The easy assumption was that the Cavaliers' star point guard was referring to Golden State's off-season addition of Kevin Durant, whose monumental impact on this series has been well-documented. Of course, the Warriors are a different team—they swapped out Harrison Barnes for Kevin Durant.
“A totally different Warriors team?” a reporter asked, to clarify. The question stopped Irving in his tracks.
“Uhh, a totally…I feel like, I mean I've—could be both, honestly,” Irving said, smiling.
In as polite a way as he could, Irving was attempting to remind the world that his team has changed quite a bit, too. At backup point guard, the Cavs replaced Matthew Dellavedova with a still-somewhat-useful Deron Williams. They also added one of the league's best three-point threats in Kyle Korver. Sure, those two acquisitions aren't as sexy as adding perhaps the second-best player on the planet, but they were viewed at the time as moves that could push Cleveland's talent level a bit closer to the Warriors' seemingly-unattainable level.
Could. After two games, Cavs GM David Griffin is still waiting on a verdict. The pair has been ice-cold, shooting 2-of-16 from the field in the Finals, a far cry from the torrid pace at which they'd been scoring from deep earlier in the postseason. While Golden State has flaunted how much it's improved since last postseason, Cleveland's re-tooled bench has built the 0–2 narrative brick by brick.
The Cavaliers' depth represents their only real hope in this series. LeBron James has been otherworldy, per usual, averaging 28.5 points, 13.0 rebounds and 11.0 assists over the first two games. Kevin Love (21 PPG, 14.0 RPG) has balled.

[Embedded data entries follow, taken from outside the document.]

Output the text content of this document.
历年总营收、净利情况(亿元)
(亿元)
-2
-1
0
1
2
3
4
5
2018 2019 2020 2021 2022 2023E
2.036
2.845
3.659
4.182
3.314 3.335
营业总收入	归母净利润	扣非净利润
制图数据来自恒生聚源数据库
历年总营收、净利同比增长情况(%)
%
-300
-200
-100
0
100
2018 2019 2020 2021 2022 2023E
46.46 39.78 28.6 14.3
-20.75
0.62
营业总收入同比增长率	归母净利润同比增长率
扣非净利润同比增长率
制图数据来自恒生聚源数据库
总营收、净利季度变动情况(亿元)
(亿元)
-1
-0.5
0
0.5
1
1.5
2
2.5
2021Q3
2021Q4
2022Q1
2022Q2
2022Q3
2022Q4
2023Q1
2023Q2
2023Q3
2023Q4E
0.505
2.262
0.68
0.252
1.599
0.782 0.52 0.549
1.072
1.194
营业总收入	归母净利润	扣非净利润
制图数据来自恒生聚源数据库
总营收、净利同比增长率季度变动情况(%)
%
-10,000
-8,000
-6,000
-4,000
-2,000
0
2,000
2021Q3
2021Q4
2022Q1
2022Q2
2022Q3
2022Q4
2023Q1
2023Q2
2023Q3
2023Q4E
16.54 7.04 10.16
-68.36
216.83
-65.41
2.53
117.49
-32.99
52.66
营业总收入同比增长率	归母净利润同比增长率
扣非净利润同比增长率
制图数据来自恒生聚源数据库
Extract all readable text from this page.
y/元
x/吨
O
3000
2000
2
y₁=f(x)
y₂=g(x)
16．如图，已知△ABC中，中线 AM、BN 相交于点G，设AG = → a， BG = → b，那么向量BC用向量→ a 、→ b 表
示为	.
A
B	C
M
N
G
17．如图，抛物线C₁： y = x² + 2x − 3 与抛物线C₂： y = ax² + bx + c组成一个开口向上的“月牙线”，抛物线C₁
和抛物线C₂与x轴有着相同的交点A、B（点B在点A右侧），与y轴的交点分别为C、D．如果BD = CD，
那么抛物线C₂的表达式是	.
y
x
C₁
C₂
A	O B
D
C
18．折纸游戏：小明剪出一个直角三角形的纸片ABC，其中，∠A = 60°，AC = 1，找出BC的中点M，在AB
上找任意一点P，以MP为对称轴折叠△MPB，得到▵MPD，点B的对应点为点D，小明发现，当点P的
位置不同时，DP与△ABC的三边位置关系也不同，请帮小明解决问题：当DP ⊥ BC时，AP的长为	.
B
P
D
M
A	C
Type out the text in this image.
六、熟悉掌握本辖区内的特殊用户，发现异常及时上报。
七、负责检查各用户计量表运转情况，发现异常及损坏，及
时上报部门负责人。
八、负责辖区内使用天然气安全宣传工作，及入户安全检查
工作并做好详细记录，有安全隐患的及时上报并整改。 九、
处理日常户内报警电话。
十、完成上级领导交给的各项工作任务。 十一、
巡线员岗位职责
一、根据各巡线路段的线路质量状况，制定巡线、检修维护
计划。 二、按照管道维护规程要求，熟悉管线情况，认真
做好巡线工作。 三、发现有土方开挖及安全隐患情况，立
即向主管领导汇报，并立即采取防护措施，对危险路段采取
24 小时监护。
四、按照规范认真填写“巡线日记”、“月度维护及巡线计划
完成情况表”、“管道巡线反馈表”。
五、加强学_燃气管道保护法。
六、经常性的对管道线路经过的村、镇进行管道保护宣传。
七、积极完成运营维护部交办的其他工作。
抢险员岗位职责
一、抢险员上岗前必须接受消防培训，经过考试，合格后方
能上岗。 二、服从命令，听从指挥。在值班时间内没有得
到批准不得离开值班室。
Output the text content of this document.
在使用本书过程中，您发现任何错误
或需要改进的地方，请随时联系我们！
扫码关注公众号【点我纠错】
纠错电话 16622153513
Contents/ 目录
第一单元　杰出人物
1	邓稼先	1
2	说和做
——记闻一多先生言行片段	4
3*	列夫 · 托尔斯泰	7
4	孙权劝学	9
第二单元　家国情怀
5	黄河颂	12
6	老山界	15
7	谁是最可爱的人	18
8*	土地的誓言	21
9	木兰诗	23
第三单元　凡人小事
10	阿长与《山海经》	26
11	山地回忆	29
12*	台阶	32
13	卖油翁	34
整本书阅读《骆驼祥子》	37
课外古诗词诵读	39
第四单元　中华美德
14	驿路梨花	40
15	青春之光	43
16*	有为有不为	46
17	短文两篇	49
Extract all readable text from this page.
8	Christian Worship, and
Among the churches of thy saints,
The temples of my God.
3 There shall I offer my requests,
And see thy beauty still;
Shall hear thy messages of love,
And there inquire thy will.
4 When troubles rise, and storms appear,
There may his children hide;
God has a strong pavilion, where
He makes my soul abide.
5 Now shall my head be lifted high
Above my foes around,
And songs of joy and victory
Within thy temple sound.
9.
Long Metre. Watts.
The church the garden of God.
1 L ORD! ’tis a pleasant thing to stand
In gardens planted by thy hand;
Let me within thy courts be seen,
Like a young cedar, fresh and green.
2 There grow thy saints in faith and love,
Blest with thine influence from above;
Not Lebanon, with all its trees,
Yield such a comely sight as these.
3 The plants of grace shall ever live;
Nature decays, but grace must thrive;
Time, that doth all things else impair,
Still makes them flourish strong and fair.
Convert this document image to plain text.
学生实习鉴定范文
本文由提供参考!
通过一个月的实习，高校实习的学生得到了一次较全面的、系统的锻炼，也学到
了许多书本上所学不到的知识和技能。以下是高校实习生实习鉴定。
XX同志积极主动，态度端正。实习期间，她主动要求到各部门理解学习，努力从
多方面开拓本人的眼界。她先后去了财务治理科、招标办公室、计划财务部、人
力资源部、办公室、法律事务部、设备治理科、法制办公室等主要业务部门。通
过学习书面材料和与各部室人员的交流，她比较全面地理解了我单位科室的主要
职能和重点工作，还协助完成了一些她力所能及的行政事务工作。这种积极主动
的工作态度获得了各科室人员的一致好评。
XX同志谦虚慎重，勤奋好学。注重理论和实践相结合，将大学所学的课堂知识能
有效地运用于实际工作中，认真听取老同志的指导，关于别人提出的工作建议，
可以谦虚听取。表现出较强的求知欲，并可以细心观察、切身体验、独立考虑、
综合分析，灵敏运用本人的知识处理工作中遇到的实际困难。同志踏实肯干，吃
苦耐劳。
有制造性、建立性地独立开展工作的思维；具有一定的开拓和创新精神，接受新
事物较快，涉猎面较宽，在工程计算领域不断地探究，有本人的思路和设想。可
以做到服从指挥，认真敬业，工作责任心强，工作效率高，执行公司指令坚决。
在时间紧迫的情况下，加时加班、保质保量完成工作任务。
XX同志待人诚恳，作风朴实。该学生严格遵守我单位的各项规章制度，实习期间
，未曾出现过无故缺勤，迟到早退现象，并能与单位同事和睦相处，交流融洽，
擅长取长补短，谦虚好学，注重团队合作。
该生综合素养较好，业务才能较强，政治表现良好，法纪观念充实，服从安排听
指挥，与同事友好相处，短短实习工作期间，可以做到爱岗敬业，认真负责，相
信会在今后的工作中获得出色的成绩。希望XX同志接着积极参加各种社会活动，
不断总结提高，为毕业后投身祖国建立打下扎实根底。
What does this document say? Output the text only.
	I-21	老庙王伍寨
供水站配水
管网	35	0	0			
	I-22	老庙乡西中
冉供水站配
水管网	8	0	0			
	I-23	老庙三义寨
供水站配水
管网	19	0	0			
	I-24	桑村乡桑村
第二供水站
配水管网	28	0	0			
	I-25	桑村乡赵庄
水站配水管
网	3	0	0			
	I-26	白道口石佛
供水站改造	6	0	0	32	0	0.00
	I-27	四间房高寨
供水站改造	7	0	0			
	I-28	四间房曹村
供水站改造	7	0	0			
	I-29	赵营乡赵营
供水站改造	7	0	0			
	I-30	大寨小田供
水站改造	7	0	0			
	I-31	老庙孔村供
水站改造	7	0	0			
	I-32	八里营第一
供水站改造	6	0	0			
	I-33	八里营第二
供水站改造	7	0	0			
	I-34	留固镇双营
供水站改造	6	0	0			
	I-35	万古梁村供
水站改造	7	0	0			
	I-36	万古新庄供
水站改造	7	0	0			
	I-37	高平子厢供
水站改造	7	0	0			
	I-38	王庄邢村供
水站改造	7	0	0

And Kyrie Irving has provided adequate scoring to complement them. By all accounts Cleveland's ’Big Three' has been fine, but its secondary options have left much to be desired.
The Cavaliers—who shot 38.4% from downtown during the regular season, second to only the Spurs—shot 35.5% from three in Game 1 and 27.6% in Game 2 thanks in large part to their struggling bench, which has hit just five triples on 24 attempts.
If there is any solace for the Cavaliers to find, it will be in their split stats. In home games this postseason, Iman Shumpert (44%), Kevin Love (50%), Deron Williams (50%), J.R. Smith (50%) and Channing Frye (59%) have all shot the ball well from three. The team as a whole has shot a playoff-high 43.9% from deep at Quicken Loans Arena.
The sample may be small, but the Cavaliers certainly don't shoot poorly at home, where they'll head for Games 3 and 4. If the series moving to Cleveland doesn't help them, then there's probably no helping them.
“If going home to Cleveland and playing in front of our crowd isn't enough for you, then you might as well go home,” Love said after Game 2. “So I think we'll be ready to go.”
It had better be enough for the Cavs' role players, or else this postseason will finish just as boring as it began.